I did this by googling the printer's name - this gave a different page on Canon's site than the one my university's instructions link to, and installing that version of the driver made it work perfectly.
I have this issue too.
Something will get added to the print queue, and the MAC won't print it. 'The printer is not responding.'
ping works.
Connecting to the printer with the web browser works.
Displaying the ink levels from the printer device menu works.
If left alone, the MAC will eventually print it. Sometimes many minutes or hours later.
In the past I have 'reset the printing system', it deletes all the printers. It is a waste of time. But it gives you something to do. I did something to fix it!
Here's what I did this last time it did not print. I have not repeated this process. I did this because I did not feel like 'reseting the printing system.'
- open a terminal window
- ping printer (where printer is the hostname or ip-address)

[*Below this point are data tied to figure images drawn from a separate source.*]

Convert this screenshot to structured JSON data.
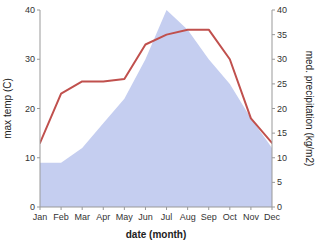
{
  "chart_data": {
    "type": "line",
    "categories": [
      "Jan",
      "Feb",
      "Mar",
      "Apr",
      "May",
      "Jun",
      "Jul",
      "Aug",
      "Sep",
      "Oct",
      "Nov",
      "Dec"
    ],
    "series": [
      {
        "type": "area",
        "axis": "y2",
        "color": "#c5cef0",
        "values": [
          9,
          9,
          12,
          17,
          22,
          30,
          40,
          36,
          30,
          25,
          18,
          12
        ]
      },
      {
        "type": "line",
        "color": "#c0504d",
        "values": [
          13,
          23,
          25.5,
          25.5,
          26,
          33,
          35,
          36,
          36,
          30,
          18,
          13
        ]
      }
    ],
    "xlabel": "date (month)",
    "ylabel": "max temp (C)",
    "y2label": "med. precipitation (kg/m2)",
    "ylim": [
      0,
      40
    ],
    "yticks": [
      0,
      10,
      20,
      30,
      40
    ],
    "y2lim": [
      0,
      40
    ],
    "y2ticks": [
      0,
      5,
      10,
      15,
      20,
      25,
      30,
      35,
      40
    ],
    "grid": false
  }
}
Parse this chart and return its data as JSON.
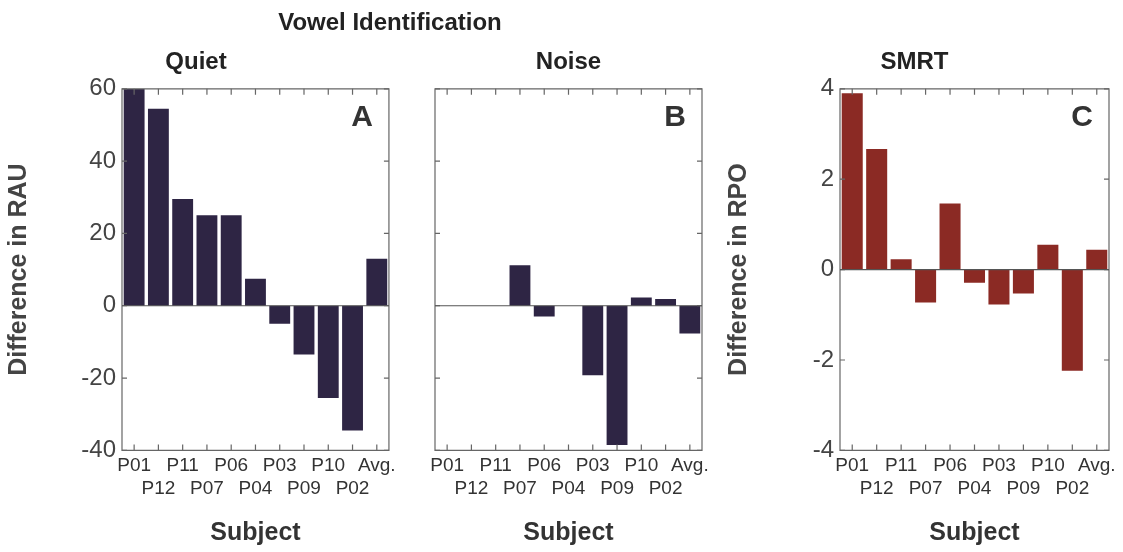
{
  "chart_data": [
    {
      "type": "bar",
      "title": "Vowel Identification",
      "subtitle": "Quiet",
      "xlabel": "Subject",
      "ylabel": "Difference in RAU",
      "categories": [
        "P01",
        "P12",
        "P11",
        "P07",
        "P06",
        "P04",
        "P03",
        "P09",
        "P10",
        "P02",
        "Avg."
      ],
      "values": [
        60,
        54.5,
        29.5,
        25,
        25,
        7.5,
        -5,
        -13.5,
        -25.5,
        -34.5,
        13
      ],
      "color": "#2e2544",
      "ylim": [
        -40,
        60
      ],
      "yticks": [
        -40,
        -20,
        0,
        20,
        40,
        60
      ],
      "annotations": [
        "A"
      ]
    },
    {
      "type": "bar",
      "title": "Noise",
      "xlabel": "Subject",
      "categories": [
        "P01",
        "P12",
        "P11",
        "P07",
        "P06",
        "P04",
        "P03",
        "P09",
        "P10",
        "P02",
        "Avg."
      ],
      "values": [
        0,
        0,
        0,
        11.2,
        -3,
        0,
        -19.2,
        -38.5,
        2.3,
        1.9,
        -7.7
      ],
      "color": "#2e2544",
      "ylim": [
        -40,
        60
      ],
      "yticks": [
        -40,
        -20,
        0,
        20,
        40,
        60
      ],
      "tick_labels": "x",
      "annotations": [
        "B"
      ]
    },
    {
      "type": "bar",
      "title": "SMRT",
      "xlabel": "Subject",
      "ylabel": "Difference in RPO",
      "categories": [
        "P01",
        "P12",
        "P11",
        "P07",
        "P06",
        "P04",
        "P03",
        "P09",
        "P10",
        "P02",
        "Avg."
      ],
      "values": [
        3.9,
        2.67,
        0.23,
        -0.73,
        1.46,
        -0.29,
        -0.77,
        -0.53,
        0.55,
        -2.24,
        0.44
      ],
      "color": "#8b2a24",
      "ylim": [
        -4,
        4
      ],
      "yticks": [
        -4,
        -2,
        0,
        2,
        4
      ],
      "annotations": [
        "C"
      ]
    }
  ]
}
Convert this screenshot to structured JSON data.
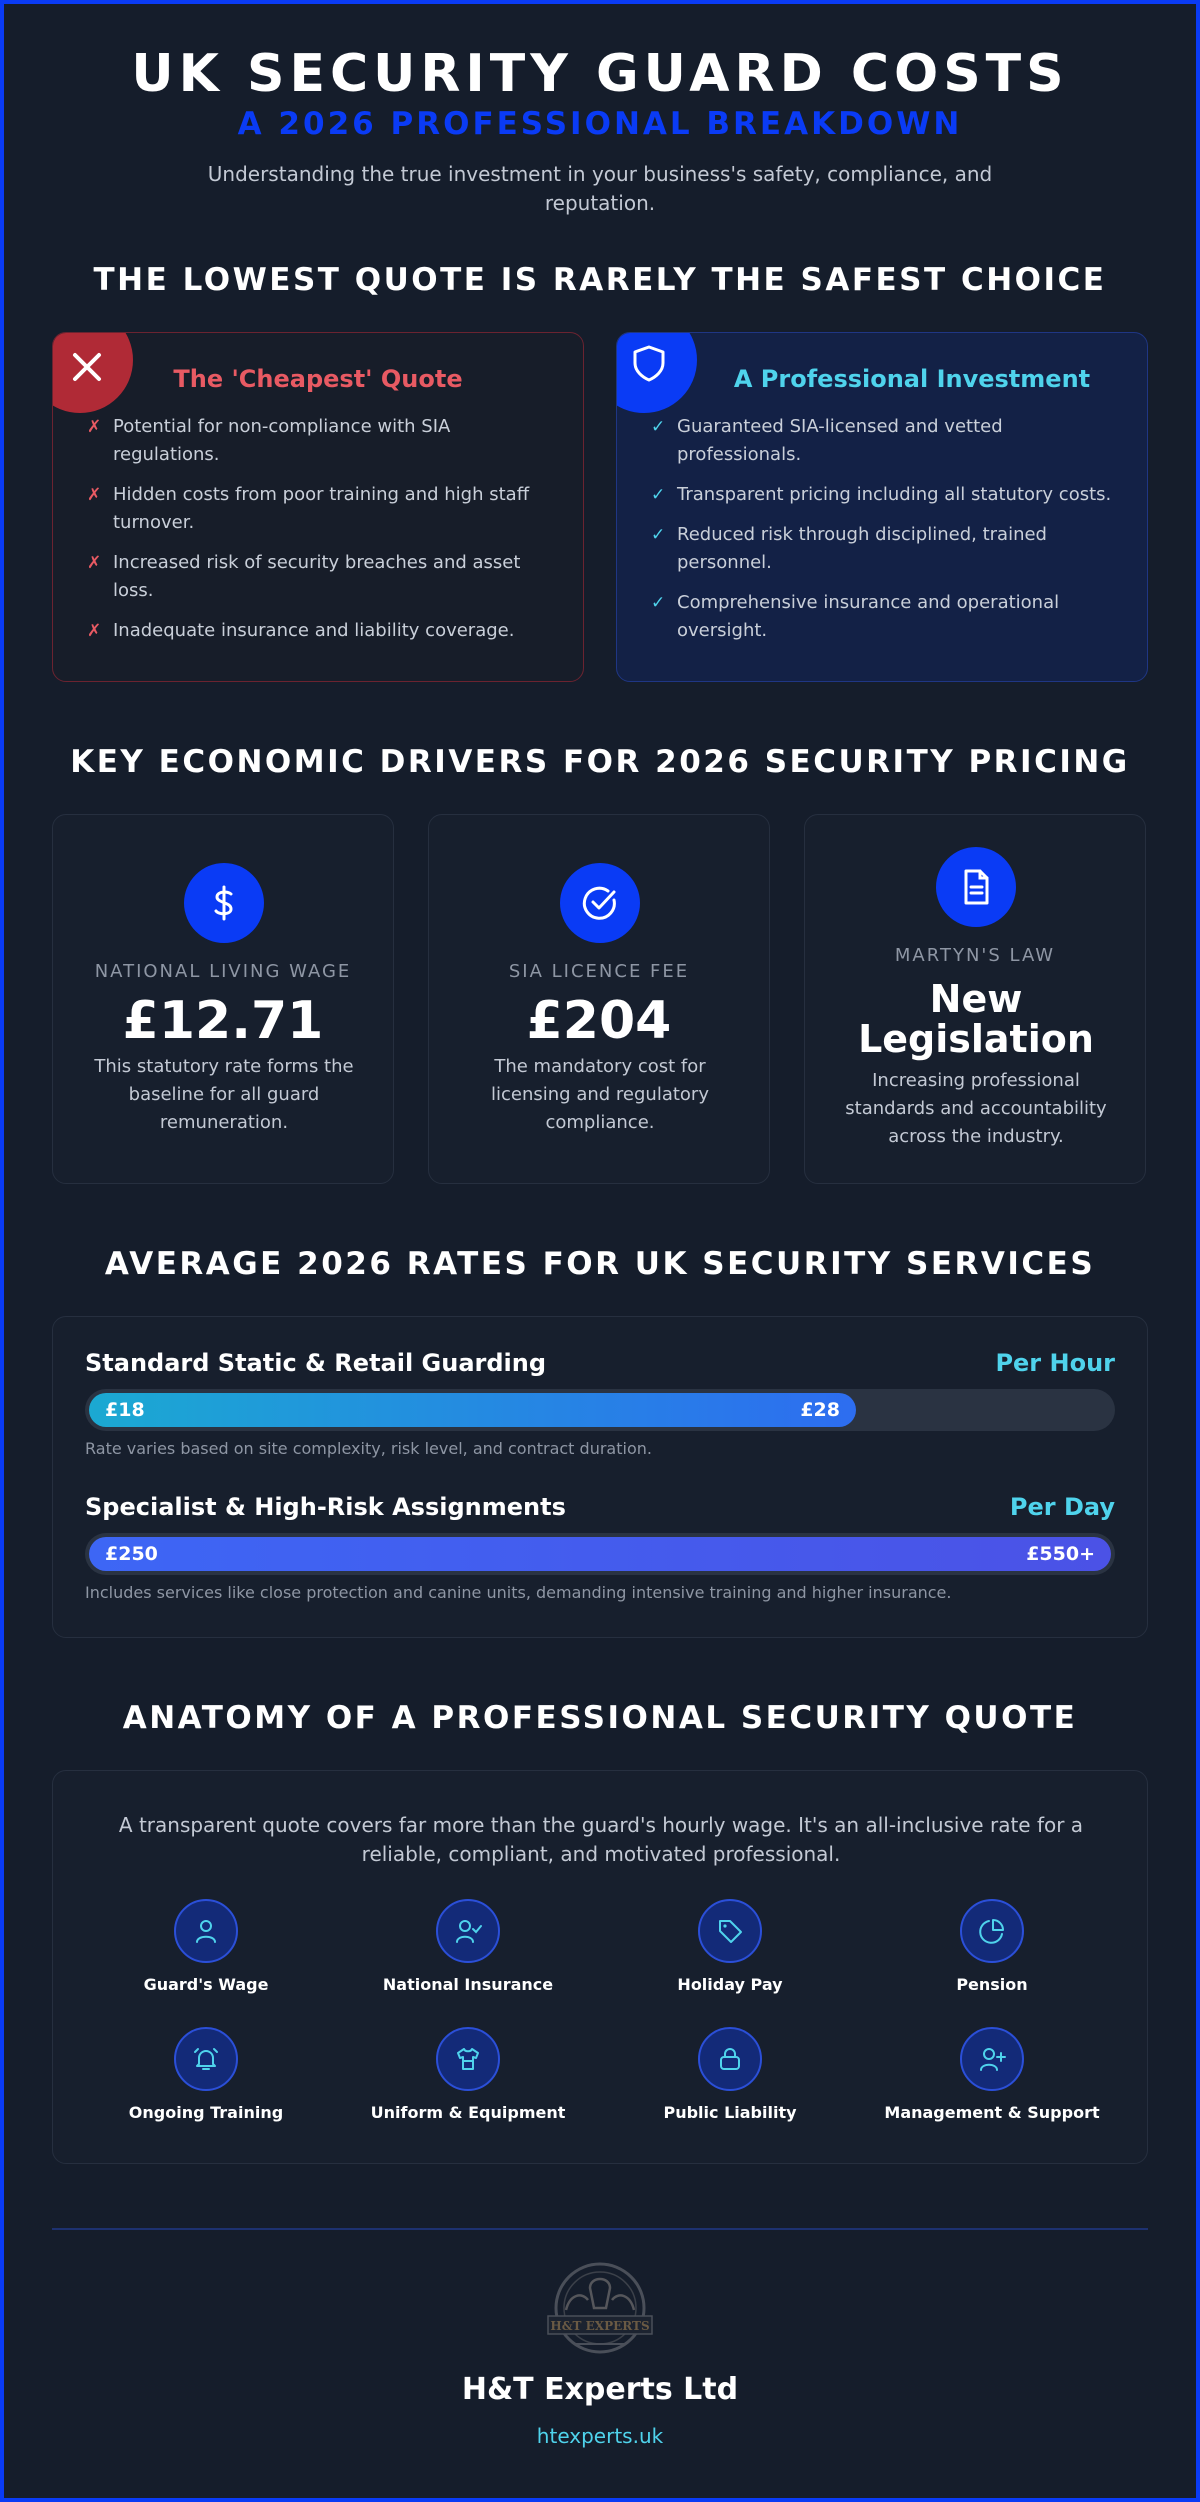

- open the printer device queue
- pause the printer queue
- wait 30 - 60 seconds
- resume the printer queue
- You should see 'Connecting to printer' for the print job waiting. If it reports 'cannot connect to printer', repeat starting at step (4).
- It starts printing, type Control-C in the terminal window and close it.
After three cycles, the MAC started printing.
I have the same problem with CUPS on my macbook running El Capitan. But ONLY when the macbook is connected to the router using the wireless interface. It never happens when my macbook is connected using a cable.
I have seen this problem with a HP laserjet printer and with a Brother laser printer.
When the problem happens, netstat shows the state as SYN_SENT and lpstat -l reports "the printer is not responding". But tcpdump on the interface shows that the kernel is sending a different type of packet to the printer (I forget what type now, but it was not a SYN packet).
Also (since the HP is a postscript printer) I found that it is possible to use netcat to send a postscript file to the printer at the same time that lpstat says that the printer is not responding.
The fix is to: kill cupsd, switch off the wireless interface, kill cupsd again (launchd probably restarted it), wait a bit, switch the wireless interface back on, wait for the interface to come back up, kill cupsd AGAIN. Then when launchd restarts cupsd, the printer works again (until next time ...)
In fact I wrote a script called unjam-cupsd to do all this. It takes around 5 seconds to run, and almost always works first time.
Since my experience with the HP laserjet and netcat shows that a (non-CUPS) program can print a file when cupsd says it can't connect, I assume that cupsd uses some rarely-used socket option that sometimes triggers a bug in the wireless ethernet driver that causes non-SYN packets to be sent when the calling process is trying to set up a TCP connection.